ModSecurity is a highly effective firewall for Apache web servers that's employed to stop attacks toward web apps. It tracks the HTTP traffic to a particular Internet site in real time and blocks any intrusion attempts the instant it discovers them. The firewall relies on a set of rules to do that - for instance, trying to log in to a script administrator area unsuccessfully many times sets off one rule, sending a request to execute a particular file that could result in getting access to the website triggers another rule, etcetera. ModSecurity is among the best firewalls available and it'll preserve even scripts which aren't updated on a regular basis since it can prevent attackers from using known exploits and security holes. Quite detailed information about each and every intrusion attempt is recorded and the logs the firewall maintains are much more detailed than the conventional logs provided by the Apache server, so you may later examine them and decide whether you need to take more measures in order to enhance the safety of your script-driven sites.

ModSecurity in Cloud Web Hosting

ModSecurity comes by default with all cloud web hosting solutions that we offer and it shall be turned on automatically for any domain or subdomain which you add/create in your Hepsia hosting CP. The firewall has 3 different modes, so you'll be able to activate and deactivate it with just a click or set it to detection mode, so it will maintain a log of all attacks, but it'll not do anything to prevent them. The log for each of your Internet sites shall include in-depth information which includes the nature of the attack, where it originated from, what action was taken by ModSecurity, and so forth. The firewall rules that we use are constantly updated and comprise of both commercial ones we get from a third-party security company and custom ones which our system administrators include in the event that they detect a new kind of attacks. In this way, the Internet sites that you host here will be far more protected without any action expected on your end.

ModSecurity in Semi-dedicated Hosting

We have integrated ModSecurity as a standard inside all semi-dedicated hosting products, so your web applications will be protected the instant you set them up under any domain or subdomain.
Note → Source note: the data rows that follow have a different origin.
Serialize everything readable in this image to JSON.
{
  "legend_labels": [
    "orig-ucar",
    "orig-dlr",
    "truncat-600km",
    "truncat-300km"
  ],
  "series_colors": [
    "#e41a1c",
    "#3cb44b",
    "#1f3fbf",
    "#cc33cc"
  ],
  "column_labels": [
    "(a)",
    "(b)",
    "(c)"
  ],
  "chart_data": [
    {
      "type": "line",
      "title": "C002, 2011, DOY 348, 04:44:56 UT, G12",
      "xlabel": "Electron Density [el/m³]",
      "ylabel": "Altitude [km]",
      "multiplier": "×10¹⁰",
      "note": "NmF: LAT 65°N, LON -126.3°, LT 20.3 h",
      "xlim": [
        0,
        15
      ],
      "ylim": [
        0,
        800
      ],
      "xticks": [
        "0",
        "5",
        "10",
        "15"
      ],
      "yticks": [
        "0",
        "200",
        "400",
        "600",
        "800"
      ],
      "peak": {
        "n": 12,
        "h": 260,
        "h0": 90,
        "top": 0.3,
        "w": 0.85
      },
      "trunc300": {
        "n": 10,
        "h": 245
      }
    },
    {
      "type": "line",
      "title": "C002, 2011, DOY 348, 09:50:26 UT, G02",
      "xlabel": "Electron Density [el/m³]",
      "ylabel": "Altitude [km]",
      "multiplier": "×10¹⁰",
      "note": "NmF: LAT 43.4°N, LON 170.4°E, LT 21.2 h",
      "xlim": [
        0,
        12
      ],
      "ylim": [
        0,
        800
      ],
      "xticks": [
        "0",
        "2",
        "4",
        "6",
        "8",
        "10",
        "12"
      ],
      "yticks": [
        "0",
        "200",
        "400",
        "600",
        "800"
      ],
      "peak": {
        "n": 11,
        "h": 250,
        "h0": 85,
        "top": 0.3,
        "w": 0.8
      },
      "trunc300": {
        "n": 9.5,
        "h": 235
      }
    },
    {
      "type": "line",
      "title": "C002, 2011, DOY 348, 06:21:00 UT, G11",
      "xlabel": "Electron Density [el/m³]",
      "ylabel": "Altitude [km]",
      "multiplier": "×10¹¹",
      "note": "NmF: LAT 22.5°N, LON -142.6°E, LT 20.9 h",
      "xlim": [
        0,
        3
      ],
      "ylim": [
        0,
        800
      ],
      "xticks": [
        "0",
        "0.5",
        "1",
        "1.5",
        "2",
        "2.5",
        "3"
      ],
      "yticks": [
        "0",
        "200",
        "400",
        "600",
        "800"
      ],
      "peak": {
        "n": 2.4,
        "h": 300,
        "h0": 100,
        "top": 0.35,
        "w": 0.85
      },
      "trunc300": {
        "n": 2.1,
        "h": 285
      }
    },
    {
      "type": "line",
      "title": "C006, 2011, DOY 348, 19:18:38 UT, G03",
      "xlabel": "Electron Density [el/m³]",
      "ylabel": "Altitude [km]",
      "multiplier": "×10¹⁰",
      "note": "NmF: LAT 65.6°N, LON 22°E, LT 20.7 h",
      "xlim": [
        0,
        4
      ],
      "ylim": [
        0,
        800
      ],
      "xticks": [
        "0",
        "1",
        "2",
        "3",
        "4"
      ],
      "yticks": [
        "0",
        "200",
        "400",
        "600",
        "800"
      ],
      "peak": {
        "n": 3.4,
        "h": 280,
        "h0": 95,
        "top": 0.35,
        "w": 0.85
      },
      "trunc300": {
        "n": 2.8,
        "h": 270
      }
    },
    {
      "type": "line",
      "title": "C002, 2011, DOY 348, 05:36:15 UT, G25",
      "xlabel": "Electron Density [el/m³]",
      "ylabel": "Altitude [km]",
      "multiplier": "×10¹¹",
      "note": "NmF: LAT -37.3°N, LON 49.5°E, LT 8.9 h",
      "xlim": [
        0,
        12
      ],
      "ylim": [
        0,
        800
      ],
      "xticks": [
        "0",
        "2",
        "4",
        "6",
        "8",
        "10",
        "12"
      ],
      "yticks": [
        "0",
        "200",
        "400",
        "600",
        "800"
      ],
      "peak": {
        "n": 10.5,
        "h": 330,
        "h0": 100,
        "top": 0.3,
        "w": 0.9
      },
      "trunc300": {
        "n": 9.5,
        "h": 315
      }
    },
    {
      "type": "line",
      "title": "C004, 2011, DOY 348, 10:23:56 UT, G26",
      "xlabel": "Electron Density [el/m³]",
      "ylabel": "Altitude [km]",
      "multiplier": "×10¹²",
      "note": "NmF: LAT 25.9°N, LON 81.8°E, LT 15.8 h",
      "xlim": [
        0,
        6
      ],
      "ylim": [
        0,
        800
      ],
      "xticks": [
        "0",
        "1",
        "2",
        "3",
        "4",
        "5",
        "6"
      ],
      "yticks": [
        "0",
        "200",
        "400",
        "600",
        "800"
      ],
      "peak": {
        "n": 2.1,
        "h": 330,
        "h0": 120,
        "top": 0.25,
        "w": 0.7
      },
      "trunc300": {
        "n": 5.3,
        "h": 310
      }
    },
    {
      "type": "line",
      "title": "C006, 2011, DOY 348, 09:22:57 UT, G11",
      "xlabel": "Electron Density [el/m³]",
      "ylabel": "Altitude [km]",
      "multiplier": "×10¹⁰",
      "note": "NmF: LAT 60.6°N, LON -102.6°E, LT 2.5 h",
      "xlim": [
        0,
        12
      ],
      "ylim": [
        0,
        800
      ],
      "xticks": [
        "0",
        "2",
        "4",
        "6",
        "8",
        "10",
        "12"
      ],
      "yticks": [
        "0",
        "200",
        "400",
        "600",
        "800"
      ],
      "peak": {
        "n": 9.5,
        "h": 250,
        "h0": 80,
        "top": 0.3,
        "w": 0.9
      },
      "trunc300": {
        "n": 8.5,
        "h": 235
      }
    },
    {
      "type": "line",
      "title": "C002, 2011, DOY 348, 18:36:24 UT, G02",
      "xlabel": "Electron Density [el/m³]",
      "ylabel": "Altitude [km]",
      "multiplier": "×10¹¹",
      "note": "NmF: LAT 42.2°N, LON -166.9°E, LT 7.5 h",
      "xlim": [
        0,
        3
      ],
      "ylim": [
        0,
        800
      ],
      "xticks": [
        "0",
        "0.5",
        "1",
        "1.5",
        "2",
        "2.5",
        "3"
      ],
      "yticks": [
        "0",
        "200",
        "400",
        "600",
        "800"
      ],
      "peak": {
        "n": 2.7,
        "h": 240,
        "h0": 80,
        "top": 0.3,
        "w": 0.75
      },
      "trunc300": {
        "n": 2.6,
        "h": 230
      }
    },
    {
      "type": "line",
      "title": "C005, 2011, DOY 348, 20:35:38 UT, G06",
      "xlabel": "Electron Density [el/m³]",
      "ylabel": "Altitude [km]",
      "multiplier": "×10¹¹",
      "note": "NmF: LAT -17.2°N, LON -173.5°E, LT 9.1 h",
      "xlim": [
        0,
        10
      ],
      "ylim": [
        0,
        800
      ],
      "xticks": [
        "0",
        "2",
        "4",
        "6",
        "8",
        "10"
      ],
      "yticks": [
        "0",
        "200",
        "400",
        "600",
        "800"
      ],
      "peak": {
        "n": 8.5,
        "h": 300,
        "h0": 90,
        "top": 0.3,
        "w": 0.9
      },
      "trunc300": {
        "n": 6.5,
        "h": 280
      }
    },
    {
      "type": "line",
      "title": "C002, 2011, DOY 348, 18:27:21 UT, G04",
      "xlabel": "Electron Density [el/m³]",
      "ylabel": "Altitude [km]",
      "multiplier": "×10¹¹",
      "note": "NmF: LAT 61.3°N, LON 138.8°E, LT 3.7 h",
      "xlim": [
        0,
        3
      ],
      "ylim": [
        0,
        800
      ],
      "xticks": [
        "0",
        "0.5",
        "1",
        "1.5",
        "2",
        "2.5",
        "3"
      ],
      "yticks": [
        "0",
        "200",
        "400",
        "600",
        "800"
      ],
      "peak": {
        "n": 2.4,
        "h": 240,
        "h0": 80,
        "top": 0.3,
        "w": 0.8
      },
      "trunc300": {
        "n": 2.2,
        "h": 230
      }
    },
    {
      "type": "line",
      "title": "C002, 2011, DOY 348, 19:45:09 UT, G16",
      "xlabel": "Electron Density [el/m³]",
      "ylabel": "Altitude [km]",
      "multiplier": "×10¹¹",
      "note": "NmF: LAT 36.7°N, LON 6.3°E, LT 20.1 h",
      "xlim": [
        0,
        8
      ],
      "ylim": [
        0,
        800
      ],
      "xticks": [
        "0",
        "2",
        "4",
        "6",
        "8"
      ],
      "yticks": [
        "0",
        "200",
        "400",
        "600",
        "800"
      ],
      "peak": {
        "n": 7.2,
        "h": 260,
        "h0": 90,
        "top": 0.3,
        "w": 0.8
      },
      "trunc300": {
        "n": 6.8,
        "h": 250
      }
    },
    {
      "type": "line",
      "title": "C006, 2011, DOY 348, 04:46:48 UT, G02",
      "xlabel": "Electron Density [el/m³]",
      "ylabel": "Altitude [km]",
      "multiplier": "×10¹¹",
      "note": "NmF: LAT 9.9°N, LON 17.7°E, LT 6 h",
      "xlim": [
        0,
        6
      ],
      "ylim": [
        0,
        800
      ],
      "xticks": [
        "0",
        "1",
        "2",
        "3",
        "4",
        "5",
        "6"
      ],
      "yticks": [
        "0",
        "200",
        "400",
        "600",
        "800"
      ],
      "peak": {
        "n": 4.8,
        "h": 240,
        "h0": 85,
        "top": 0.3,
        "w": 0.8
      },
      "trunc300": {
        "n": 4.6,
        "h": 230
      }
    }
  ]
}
The Hepsia CP that is included with the semi-dedicated accounts will permit you to activate or disable the firewall for any site with a mouse click. You'll also have the ability to turn on a passive detection mode through which ModSecurity will keep a log of possible attacks without really preventing them. The thorough logs include the nature of the attack and what ModSecurity response that attack initiated, where it came from, and so on. The list of rules we employ is constantly updated in order to match any new threats that might appear on the Internet and it comes with both commercial rules that we get from a security company and custom-written ones that our administrators include if they discover a threat which is not present within the commercial list yet.

ModSecurity in Dedicated Web Hosting

ModSecurity is available by default with all dedicated servers which are set up with the Hepsia Control Panel and is set to “Active” automatically for any domain you host or subdomain that you create on the web server. In the event that a web application does not work adequately, you could either switch off the firewall or set it to work in passive mode. The latter means that ModSecurity shall keep a log of any possible attack that could happen, but won't take any action to prevent it. The logs generated in passive or active mode will present you with more details about the exact file which was attacked, the form of the attack and the IP address it came from, and so on. This info will permit you to determine what measures you can take to improve the protection of your sites, such as blocking IPs or carrying out script and plugin updates. The ModSecurity rules which we use are updated regularly with a commercial bundle from a third-party security enterprise we work with, but oftentimes our administrators add their own rules as well in the event that they come across a new potential threat.